The Solicitors Disciplinary Tribunal yesterday published its 214-page ruling in the Leigh Day case, meaning the Solicitors Regulation Authority now has to decide whether to appeal.
The ruling, which comes nearly four months after the overall decision clearing the firm and three of its solicitors of all allegations was announced, also details for the first time the disagreement among the three tribunal panel members – an extremely rare occurrence.
The time for appeal runs from the conclusion of the case, which is the decision on costs. The tribunal ruled that the hearing on costs should be held on the first available date 35 days after publication of the ruling.
The highly politicised case related to the firm’s conduct in acting for Iraqi nationals at the Al-Sweady inquiry, which cleared British soldiers of the most serious allegations of unlawful killing after a firefight during the Iraq war in 2004, but found there had been some mistreatment of detainees.
The controversy focused in particular on the very late disclosure of a document showing the nine detainees to have been insurgents and the delay by their lawyers in withdrawing the allegations of torture and murder.
That document contradicted what the detainees had told the inquiry and, Leigh Day said, what they told the firm.
However, only four of the charges explicitly related to this issue, and there were a host of other allegations, including that there were improper allegations made against soldiers and improper fee-sharing arrangements.

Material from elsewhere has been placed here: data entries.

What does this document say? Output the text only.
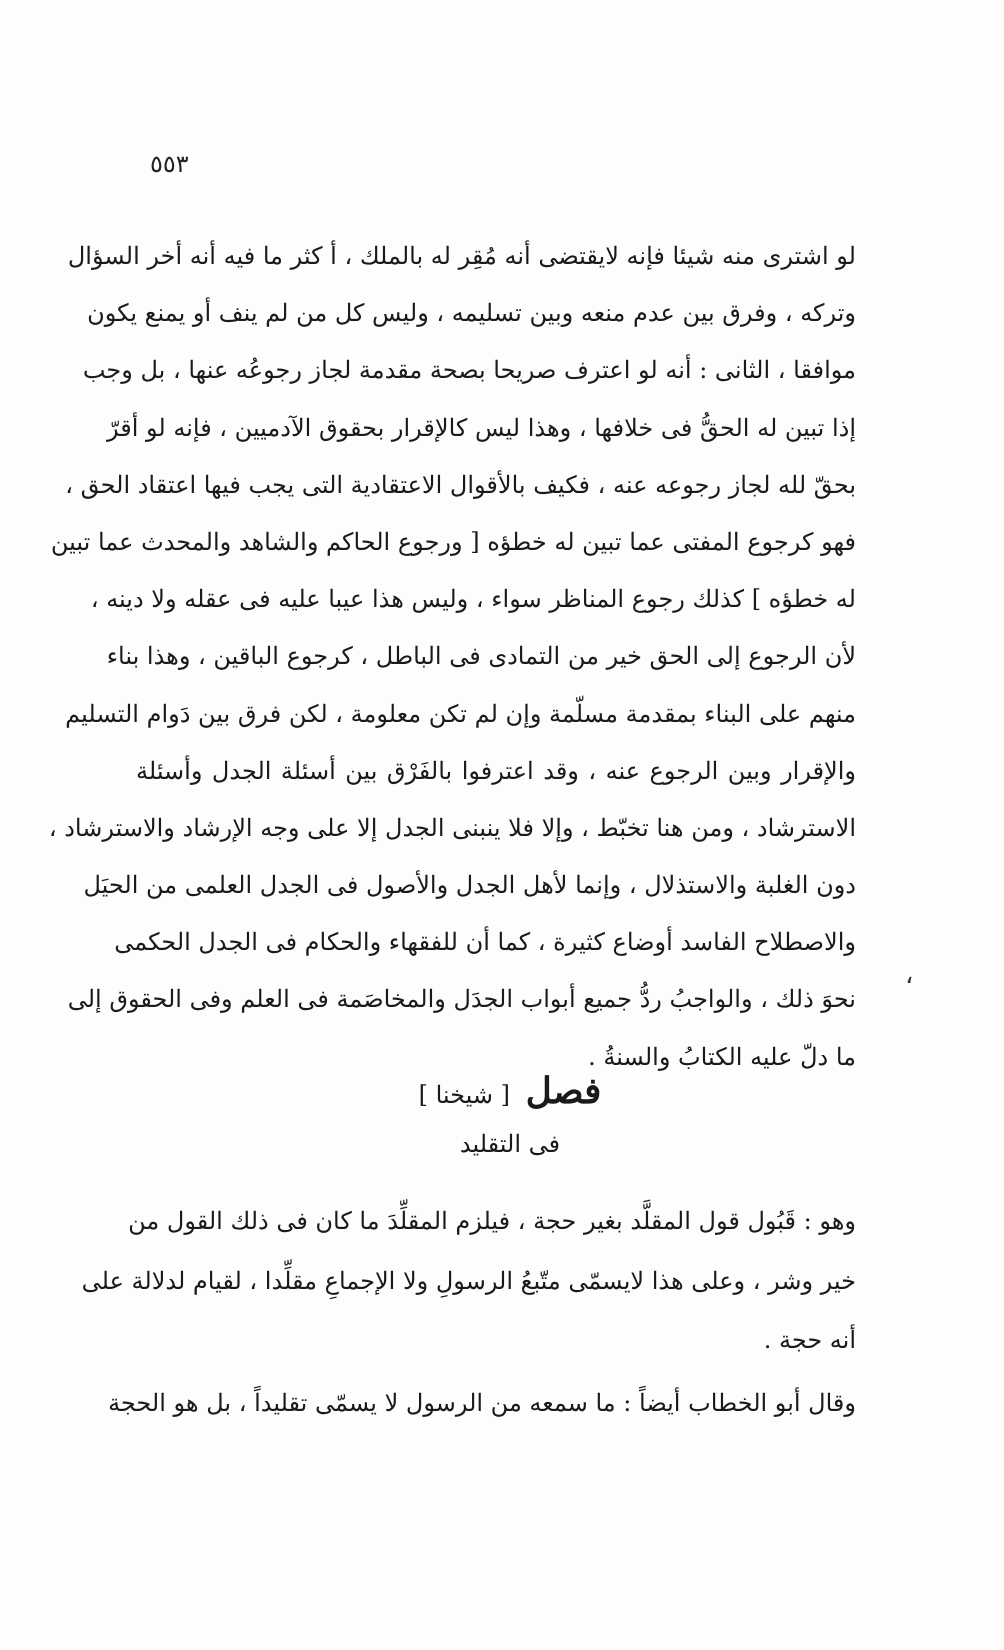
٥٥٣
لو اشترى منه شيئا فإنه لايقتضى أنه مُقِر له بالملك ، أ كثر ما فيه أنه أخر السؤال
وتركه ، وفرق بين عدم منعه وبين تسليمه ، وليس كل من لم ينف أو يمنع يكون
موافقا ، الثانى : أنه لو اعترف صريحا بصحة مقدمة لجاز رجوعُه عنها ، بل وجب
إذا تبين له الحقُّ فى خلافها ، وهذا ليس كالإقرار بحقوق الآدميين ، فإنه لو أقرّ
بحقّ لله لجاز رجوعه عنه ، فكيف بالأقوال الاعتقادية التى يجب فيها اعتقاد الحق ،
فهو كرجوع المفتى عما تبين له خطؤه [ ورجوع الحاكم والشاهد والمحدث عما تبين
له خطؤه ] كذلك رجوع المناظر سواء ، وليس هذا عيبا عليه فى عقله ولا دينه ،
لأن الرجوع إلى الحق خير من التمادى فى الباطل ، كرجوع الباقين ، وهذا بناء
منهم على البناء بمقدمة مسلّمة وإن لم تكن معلومة ، لكن فرق بين دَوام التسليم
والإقرار وبين الرجوع عنه ، وقد اعترفوا بالفَرْق بين أسئلة الجدل وأسئلة
الاسترشاد ، ومن هنا تخبّط ، وإلا فلا ينبنى الجدل إلا على وجه الإرشاد والاسترشاد ،
دون الغلبة والاستذلال ، وإنما لأهل الجدل والأصول فى الجدل العلمى من الحيَل
والاصطلاح الفاسد أوضاع كثيرة ، كما أن للفقهاء والحكام فى الجدل الحكمى
نحوَ ذلك ، والواجبُ ردُّ جميع أبواب الجدَل والمخاصَمة فى العلم وفى الحقوق إلى
ما دلّ عليه الكتابُ والسنةُ .
،
فصل [ شيخنا ]
فى التقليد
وهو : قَبُول قول المقلَّد بغير حجة ، فيلزم المقلِّدَ ما كان فى ذلك القول من
خير وشر ، وعلى هذا لايسمّى متّبعُ الرسولِ ولا الإجماعِ مقلِّدا ، لقيام لدلالة على
أنه حجة .
وقال أبو الخطاب أيضاً : ما سمعه من الرسول لا يسمّى تقليداً ، بل هو الحجة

Bench chairman Simon Tinkler – a senior corporate partner at City giant Clifford Chance – and lay member Lucinda Barnett, a former chair of the Magistrates Association, cleared Leigh Day partners Martyn Day and Sapna Malik, solicitor Anna Crowther and the firm as a whole of all the 20 allegations laid variously against them.
However, Richard Hegarty issued dissenting findings in respect of 10 of the allegations. Mr Hegarty, who sat on the Law Society council for 16 years until 2005, is senior partner of Peterborough firm Hegarty Solicitors.
The differences between the three are clear from general comments made at the start of the ruling on the witnesses.
The majority view was that Mr Day and Ms Malik “demonstrated honesty in their answers” and that there was no evidence to back up suggestions made during the proceedings that they ducked or avoided difficult issues and changed their views over time.
Mr Day, it noted, gave “discursive answers to questions in cross-examination, or answered the question in a different way from how it was phrased”, but found that by and large “this was a function of the way the questions were framed, and [Mr Day’s] desire to give a full answer, rather than due to evasiveness”.
On the question of a crucial document that was not disclosed – a key element of the case – Mr Day’s explanation was “straightforward and credible”.
The tribunal said Ms Malik and Ms Crowther were “credible witnesses” and found that generally all four respondents “actively investigated regulatory requirements and tried to act in accordance with the rules”.
Mr Hegarty, however, did not consider Mr Day to be “a credible, honest or convincing witness”.
He found: “On numerous occasions [Mr Day] failed to give clear and succinct answers to straightforward questions. At times [his] answers to questions contradicted statements he had made at the relevant time or did not accord with contemporaneous documents. He endeavoured to argue that some documents did not mean what they clearly said.”
Mr Hegarty said Ms Malik was “far more credible… and was more prepared to accept that she did not always get it right”, and also criticised Ms Crowther in respect of two aspects of her evidence.
The ruling also addressed the important broader issue of whether any failure to provide a proper standard of service was a breach of principle 5 of the SRA Principles and therefore professional conduct.
The SRA said principle 5 was different from the other principles in that the seriousness of conduct was not relevant in deciding whether there was a breach.
The tribunal rejected this. There was, it said, a difference between being in breach of a rule and having committed professional misconduct.
“It seemed to the tribunal to be self-evident that a solicitor should provide a proper standard of service to his or her clients. That had always been the case, and principle 5 was an articulation of that.
“However, it did not follow that failing to provide a proper standard of service (in other words, negligence) constituted professional misconduct, and certainly not professional misconduct that should come before the tribunal.”
Negligence, it said, would need to be serious before constituting professional misconduct.
“It probably did not need to be ‘deplorable’ or possibly even ‘manifest’, but it certainly had to be substantially more than ‘de minimis’.”